Native pipes — no shell string, no quoting, no injection surface. The outcome
is **pipefail**: stdout comes from the last stage, the reported failure from
the first stage that didn't exit cleanly. All stages share one kill-on-drop
group. The `|` operator is equivalent sugar:
`(a | b | c).output_string()`.

For a consumer that legitimately stops reading early — the `| head -1` shape,
where the producer's `SIGPIPE` death is expected — mark the producer
`unchecked()` so that death doesn't fail the chain:

```rust,no_run
let first = (Command::new("seq").args(["1", "1000000"]).unchecked()
    | Command::new("head").args(["-n", "1"]))
    .run()
    .await?;
```

*Fine print: [Pipelines → unchecked stages](pipelines.md#unchecked-stages).*

## Start a server and wait until it's ready

```rust,no_run
use std::time::Duration;

let mut server = Command::new("my-server").args(["--port", "8080"]).start().await?;

// Pick the probe that matches how the server announces readiness:
server.wait_for_line(|l| l.contains("listening"), Duration::from_secs(10)).await?;
// server.wait_for_port("127.0.0.1:8080".parse().unwrap(), Duration::from_secs(10)).await?;
// server.wait_for(|| async { http_health().await }, Duration::from_secs(10)).await?;

// …use the server; dropping `server` kills its whole tree.
```

A probe that can't succeed fails fast with `Error::NotReady` and never kills
the child — you decide what happens next. No more `sleep(2)` and hoping.
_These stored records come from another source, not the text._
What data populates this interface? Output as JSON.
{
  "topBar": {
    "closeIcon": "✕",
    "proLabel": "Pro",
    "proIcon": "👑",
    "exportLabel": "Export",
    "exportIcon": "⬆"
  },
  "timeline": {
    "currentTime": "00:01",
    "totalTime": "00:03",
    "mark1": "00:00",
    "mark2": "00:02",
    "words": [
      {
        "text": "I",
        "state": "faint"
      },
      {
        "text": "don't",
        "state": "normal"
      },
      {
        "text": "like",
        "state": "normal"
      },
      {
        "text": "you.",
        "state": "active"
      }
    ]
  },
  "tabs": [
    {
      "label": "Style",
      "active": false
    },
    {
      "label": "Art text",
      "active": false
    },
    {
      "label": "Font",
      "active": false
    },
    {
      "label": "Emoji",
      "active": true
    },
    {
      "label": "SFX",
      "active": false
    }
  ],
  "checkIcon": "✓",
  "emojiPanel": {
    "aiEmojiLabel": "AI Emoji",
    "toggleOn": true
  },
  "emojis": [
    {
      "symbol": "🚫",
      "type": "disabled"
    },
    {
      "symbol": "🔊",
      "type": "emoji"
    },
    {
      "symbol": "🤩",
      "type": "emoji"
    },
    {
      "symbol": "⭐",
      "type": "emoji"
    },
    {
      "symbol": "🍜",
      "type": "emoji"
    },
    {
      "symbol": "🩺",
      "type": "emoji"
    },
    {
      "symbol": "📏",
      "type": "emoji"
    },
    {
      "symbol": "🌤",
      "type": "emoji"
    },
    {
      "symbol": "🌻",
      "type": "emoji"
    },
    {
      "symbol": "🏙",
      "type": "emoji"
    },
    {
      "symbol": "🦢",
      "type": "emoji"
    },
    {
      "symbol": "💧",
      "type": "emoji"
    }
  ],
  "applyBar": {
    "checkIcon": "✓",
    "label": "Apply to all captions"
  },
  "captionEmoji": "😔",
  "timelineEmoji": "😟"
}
*Fine print: [Streaming & interactive I/O → readiness probes](streaming.md).*

## Tear down several children as a unit

```rust,no_run
use processkit::ProcessGroup;

let group = ProcessGroup::new()?;
let _db = group.start(&Command::new("dev-db")).await?;
let _api = group.start(&Command::new("dev-api")).await?;

// Either: graceful — SIGTERM, bounded wait, optional SIGKILL escalation…
group.shutdown().await?;
// …or just drop(group): hard kill-on-drop of everything, grandchildren included.
```

The group is the unit of fate: a panic or early return anywhere reaps every
member. Configure the grace window via `ProcessGroupOptions`.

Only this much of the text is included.